Canadian Dollar Stalls GBP/CAD after BoC Raises Cash Rate

 

"While CPI inflation has come down largely as expected so far this year, the downward momentum has come more from lower energy prices, and less from easing underlying inflation" - Bank of Canada. 

 

Image © Bank of Canada

The Canadian Dollar rose to change hands at new intraday highs while weighing on GBP/CAD in midweek trade after the Bank of Canada (BoC) cited signs of "more persistent excess demand in the economy" for raising the cash rate to five percent and keeping its options open for the months ahead. 

Canada's economy has outperformed Governing Council expectations in recent months with consumption growing faster than imagined at the time of the April forecast round while inflation pressures have been slower to recede in the domestic services sector than had been anticipated.

"While the Bank expects consumer spending to slow in response to the cumulative increase in interest rates, recent retail trade and other data suggest more persistent excess demand in the economy," the Governing Council said in a statement

"We will be evaluating whether the evolution of excess demand, inflation expectations, wage growth and corporate pricing behaviour are consistent with achieving the 2% inflation target. The Bank remains resolute in its commitment to restoring price stability for Canadians," it concluded. 

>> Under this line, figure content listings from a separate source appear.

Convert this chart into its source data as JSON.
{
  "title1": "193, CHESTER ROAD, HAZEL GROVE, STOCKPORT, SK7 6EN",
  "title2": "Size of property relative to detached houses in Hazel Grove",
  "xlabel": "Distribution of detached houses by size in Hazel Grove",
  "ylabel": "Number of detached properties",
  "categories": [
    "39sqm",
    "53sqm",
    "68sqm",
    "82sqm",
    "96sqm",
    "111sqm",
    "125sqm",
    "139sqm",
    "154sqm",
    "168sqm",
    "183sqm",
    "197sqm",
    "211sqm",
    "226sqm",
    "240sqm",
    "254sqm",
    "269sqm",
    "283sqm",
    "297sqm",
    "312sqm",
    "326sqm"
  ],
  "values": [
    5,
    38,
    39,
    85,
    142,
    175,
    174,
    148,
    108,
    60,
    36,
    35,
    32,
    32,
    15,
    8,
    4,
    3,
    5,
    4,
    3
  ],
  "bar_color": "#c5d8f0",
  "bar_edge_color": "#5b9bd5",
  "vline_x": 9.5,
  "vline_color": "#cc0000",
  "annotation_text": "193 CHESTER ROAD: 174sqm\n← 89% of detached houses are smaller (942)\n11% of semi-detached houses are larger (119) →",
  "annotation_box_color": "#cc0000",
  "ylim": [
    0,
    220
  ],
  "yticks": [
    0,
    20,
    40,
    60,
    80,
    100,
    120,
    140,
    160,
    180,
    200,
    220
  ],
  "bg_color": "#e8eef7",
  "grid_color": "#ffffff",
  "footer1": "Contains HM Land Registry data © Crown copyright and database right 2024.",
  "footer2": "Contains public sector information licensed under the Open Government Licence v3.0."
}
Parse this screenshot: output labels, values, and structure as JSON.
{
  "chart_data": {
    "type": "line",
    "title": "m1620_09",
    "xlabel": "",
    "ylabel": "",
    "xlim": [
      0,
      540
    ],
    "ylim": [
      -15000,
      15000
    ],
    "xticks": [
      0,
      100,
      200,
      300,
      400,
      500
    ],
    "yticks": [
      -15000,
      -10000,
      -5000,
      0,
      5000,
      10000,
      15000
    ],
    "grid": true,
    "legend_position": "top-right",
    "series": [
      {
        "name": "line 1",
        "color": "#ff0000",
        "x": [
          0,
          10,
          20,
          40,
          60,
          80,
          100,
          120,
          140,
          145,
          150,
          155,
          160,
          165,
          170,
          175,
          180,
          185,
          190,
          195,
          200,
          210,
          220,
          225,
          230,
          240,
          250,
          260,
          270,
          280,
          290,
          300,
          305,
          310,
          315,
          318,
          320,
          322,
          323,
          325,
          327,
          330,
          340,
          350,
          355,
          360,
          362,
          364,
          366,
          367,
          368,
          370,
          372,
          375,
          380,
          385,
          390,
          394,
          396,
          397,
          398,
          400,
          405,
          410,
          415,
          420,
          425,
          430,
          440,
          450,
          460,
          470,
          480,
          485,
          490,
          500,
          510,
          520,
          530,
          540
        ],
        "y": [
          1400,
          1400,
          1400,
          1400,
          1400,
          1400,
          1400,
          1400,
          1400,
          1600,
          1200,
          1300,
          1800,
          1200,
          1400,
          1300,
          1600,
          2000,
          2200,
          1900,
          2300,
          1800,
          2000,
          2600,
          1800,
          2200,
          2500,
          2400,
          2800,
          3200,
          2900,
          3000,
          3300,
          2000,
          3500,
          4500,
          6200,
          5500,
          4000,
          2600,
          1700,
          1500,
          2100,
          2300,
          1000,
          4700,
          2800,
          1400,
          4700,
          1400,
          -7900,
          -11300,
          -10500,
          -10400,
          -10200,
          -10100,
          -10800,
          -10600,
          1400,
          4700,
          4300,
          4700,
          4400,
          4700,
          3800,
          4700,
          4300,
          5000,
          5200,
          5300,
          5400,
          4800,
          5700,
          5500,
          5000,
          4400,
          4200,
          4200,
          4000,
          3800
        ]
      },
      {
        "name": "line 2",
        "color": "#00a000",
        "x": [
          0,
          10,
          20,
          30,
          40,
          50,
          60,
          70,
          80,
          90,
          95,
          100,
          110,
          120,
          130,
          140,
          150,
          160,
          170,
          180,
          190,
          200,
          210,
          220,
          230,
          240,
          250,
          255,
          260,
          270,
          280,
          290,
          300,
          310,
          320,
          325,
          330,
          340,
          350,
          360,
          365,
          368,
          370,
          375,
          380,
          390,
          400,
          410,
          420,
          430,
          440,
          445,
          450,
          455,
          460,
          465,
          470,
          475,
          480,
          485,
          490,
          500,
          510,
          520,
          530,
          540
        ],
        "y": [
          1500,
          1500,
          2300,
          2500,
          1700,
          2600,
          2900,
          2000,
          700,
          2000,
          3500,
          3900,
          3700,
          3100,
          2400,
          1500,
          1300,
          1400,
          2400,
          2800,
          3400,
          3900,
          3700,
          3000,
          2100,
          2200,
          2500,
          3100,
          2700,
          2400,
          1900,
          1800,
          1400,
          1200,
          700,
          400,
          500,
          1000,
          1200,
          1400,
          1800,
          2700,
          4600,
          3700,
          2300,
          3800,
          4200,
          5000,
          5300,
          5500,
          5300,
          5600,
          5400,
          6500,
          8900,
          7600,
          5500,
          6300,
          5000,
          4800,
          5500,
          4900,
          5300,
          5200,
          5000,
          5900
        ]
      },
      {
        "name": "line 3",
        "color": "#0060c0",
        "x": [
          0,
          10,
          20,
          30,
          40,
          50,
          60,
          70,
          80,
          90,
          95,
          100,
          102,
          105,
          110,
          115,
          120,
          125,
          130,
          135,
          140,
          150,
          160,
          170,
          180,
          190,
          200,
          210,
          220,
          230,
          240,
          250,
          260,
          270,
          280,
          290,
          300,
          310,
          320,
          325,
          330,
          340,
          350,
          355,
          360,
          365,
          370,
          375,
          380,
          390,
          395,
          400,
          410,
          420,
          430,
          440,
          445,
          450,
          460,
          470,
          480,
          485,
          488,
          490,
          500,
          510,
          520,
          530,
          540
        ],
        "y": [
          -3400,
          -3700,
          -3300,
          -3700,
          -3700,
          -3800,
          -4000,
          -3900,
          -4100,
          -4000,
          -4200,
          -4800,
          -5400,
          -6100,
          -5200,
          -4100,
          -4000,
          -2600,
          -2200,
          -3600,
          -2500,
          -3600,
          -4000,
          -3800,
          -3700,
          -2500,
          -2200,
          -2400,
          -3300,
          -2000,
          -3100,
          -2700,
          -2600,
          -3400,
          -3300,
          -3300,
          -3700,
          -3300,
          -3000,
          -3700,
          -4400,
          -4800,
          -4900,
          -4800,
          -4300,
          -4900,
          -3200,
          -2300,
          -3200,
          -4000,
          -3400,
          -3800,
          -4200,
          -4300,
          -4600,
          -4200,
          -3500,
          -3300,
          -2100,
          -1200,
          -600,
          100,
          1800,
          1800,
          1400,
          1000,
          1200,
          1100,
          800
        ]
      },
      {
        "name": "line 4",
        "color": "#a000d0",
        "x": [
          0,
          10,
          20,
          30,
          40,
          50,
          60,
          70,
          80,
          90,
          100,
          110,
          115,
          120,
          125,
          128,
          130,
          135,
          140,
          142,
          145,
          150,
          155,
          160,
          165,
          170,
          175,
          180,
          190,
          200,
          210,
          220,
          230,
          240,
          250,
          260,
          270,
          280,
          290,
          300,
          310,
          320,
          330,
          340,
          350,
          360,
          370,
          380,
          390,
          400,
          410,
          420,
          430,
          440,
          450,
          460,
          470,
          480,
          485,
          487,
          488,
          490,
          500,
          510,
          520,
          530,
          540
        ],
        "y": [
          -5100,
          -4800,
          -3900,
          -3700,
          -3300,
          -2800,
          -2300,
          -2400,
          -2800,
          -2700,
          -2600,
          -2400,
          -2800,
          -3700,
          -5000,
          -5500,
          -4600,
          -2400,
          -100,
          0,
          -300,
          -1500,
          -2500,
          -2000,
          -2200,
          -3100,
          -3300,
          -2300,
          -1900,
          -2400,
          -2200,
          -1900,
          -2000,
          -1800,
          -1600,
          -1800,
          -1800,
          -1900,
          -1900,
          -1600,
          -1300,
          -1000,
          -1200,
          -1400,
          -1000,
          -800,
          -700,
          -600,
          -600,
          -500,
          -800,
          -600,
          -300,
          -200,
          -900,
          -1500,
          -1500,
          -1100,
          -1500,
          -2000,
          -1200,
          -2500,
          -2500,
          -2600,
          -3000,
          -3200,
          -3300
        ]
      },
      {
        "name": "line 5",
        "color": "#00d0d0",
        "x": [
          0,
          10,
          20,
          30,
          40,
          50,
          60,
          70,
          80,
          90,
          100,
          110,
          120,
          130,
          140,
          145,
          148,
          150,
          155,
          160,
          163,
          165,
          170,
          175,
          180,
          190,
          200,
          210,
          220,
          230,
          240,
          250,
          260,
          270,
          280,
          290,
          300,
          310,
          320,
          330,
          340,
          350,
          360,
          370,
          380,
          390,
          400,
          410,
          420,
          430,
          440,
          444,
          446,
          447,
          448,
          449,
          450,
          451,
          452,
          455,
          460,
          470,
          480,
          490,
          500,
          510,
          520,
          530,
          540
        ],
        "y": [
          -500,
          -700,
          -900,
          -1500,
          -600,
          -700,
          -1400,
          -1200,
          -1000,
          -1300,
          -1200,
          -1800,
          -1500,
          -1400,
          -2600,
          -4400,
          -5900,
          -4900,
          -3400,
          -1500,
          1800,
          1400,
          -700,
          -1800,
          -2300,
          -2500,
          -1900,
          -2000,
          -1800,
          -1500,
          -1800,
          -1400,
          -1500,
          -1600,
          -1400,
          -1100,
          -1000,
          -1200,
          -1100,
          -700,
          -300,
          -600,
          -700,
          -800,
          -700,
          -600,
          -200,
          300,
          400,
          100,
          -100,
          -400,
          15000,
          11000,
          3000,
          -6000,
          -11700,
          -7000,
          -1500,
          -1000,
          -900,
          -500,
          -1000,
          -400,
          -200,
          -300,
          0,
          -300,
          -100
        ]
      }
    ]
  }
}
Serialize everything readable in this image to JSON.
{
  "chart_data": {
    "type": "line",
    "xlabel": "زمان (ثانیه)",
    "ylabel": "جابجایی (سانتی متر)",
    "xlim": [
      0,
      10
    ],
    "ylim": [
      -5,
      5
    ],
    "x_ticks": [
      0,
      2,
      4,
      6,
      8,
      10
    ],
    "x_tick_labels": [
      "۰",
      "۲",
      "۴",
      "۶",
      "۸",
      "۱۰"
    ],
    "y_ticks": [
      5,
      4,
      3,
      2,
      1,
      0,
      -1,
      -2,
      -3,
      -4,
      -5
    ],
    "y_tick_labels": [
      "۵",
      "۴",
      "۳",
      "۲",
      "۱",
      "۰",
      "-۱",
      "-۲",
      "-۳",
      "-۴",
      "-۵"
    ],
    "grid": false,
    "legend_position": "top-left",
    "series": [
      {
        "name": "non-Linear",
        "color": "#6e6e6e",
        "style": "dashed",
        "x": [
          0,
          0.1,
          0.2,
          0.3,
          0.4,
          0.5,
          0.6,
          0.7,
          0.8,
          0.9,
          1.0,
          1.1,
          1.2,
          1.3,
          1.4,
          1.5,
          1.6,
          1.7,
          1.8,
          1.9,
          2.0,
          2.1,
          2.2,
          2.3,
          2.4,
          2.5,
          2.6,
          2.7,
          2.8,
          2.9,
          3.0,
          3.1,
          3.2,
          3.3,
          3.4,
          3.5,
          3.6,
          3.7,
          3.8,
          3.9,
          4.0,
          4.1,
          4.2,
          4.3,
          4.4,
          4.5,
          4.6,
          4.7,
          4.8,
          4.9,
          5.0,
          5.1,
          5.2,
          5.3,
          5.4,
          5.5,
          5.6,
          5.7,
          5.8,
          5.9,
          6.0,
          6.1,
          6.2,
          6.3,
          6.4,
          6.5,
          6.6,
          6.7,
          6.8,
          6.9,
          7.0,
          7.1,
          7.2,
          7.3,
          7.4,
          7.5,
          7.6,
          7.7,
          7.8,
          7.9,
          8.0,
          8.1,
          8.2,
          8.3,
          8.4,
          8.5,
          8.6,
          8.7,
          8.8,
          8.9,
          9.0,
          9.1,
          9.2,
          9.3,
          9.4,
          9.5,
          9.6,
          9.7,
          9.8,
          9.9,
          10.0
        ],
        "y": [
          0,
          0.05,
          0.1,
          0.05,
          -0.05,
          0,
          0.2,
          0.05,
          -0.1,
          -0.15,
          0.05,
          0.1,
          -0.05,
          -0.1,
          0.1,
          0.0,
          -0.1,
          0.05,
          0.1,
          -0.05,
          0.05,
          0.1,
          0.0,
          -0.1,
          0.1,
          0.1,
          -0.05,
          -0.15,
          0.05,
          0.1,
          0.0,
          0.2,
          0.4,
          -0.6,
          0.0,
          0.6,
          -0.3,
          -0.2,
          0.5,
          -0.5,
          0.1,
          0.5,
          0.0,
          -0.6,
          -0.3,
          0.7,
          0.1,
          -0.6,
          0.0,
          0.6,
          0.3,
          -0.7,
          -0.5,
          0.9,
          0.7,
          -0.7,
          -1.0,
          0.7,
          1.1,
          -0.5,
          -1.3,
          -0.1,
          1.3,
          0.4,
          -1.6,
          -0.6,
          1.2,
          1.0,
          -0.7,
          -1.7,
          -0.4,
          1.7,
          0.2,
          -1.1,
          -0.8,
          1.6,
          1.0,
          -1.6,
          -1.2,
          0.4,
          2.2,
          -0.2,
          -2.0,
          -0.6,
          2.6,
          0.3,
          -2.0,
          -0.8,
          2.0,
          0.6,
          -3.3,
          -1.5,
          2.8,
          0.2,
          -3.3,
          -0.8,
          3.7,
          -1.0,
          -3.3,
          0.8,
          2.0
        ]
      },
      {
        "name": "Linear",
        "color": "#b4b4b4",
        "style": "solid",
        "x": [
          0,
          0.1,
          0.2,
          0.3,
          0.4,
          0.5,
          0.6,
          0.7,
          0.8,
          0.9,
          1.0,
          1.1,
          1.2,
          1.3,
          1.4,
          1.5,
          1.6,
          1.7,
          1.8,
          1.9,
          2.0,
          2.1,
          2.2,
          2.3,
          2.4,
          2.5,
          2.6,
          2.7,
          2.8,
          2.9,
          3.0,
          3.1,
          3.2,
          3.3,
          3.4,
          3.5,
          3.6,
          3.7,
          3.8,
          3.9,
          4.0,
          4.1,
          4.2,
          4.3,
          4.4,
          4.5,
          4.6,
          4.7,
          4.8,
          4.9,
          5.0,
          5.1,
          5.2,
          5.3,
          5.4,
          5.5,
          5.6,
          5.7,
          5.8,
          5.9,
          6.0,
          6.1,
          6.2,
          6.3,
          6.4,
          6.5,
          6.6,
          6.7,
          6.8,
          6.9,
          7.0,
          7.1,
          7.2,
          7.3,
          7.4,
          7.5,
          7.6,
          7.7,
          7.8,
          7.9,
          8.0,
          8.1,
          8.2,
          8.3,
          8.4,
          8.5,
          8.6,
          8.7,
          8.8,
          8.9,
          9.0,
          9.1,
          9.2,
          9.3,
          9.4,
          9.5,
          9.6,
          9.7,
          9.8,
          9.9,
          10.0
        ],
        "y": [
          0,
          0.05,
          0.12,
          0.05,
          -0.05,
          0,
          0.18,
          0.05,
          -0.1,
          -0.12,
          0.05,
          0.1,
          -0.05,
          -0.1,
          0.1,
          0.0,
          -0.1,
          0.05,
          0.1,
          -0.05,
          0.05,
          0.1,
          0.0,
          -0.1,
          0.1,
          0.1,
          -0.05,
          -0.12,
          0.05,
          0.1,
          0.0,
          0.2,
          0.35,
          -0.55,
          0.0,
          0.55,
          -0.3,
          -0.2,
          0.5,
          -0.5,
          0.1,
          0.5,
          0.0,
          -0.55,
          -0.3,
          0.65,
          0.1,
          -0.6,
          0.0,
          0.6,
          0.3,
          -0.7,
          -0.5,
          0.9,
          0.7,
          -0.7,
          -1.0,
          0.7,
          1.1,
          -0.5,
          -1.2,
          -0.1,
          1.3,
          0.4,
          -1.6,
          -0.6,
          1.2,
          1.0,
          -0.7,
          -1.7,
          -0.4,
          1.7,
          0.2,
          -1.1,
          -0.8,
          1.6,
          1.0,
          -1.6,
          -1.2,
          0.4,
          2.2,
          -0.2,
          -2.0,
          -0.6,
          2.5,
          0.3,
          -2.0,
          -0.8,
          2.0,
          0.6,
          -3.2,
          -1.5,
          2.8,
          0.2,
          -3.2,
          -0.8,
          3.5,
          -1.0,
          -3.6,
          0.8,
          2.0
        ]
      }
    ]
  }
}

The BoC raised the cash rate from 4.75% to 5% on Wednesday in what was a modest upside surprise relative to the levels prevailing in the overnight index swap market, and one that erases the yield premium Sterling had enjoyed since the Bank of England (BoE) raised Bank Rate to 5% last month


Above: Pound to Canadian Dollar rate shown at 15-minute intervals alongside USD/CAD. 



 

Rates asked and offered in the swap market had implied around a two-thirds probability of an increase this week and an even higher risk of one further uplift by year-end.

"A continued hawkish tone within today's statement suggests that risks are skewed towards another hike after the summer," says Andrew Grantham, an economist at CIBC Capital Markets, in a note following the decision. 

"However, after setting their forecasts for GDP growth quite low in prior MPR's, the bar set in today's updated forecast doesn't seem quite as low," he adds. 

Grantham says Wednesday's new forecasts are more likely to be underperformed than they are outperformed and expects this kind of development would see the cash rate left unchanged from here onward, leaving much to be determined by the data emerging in the weeks and months ahead. 

Wednesday's increase was the second since January's "conditional pause" of the monetary tightening cycle was interrupted in June when the BoC raised the cash rate from 4.5% to 4.75% after a flurry of economic figures led the bank to worry about inflation persisting at too high levels. 


Above: Pound to Canadian Dollar rate shown at daily intervals alongside USD/CAD. 



 

"In light of the accumulation of evidence that excess demand and elevated core inflation are both proving more persistent, and taking into account its revised outlook for economic activity and inflation, Governing Council decided to increase the policy interest rate to 5%," the BoC said on Wednesday.

Statistics Canada said just last Friday that employment rebounded from an earlier slump in June while in the prior week, it announced a pick-up in retail sales during April that helped the economy make a strong start to the second quarter.

But most importantly of all for the BoC, inflation has not yet fallen far enough for Governing Council members to be confident of it returning to the 2% target sufficiently soo, though it has made more progress toward its inflation target than many others including the Bank of England. 

"While CPI inflation has come down largely as expected so far this year, the downward momentum has come more from lower energy prices, and less from easing underlying inflation," the BoC said on Wednesday. 

"With the large price increases of last year out of the annual data, there will be less near-term downward momentum in CPI inflation. Moreover, with three-month rates of core inflation running around 3½-4% since last September, underlying price pressures appear to be more persistent than anticipated," it added.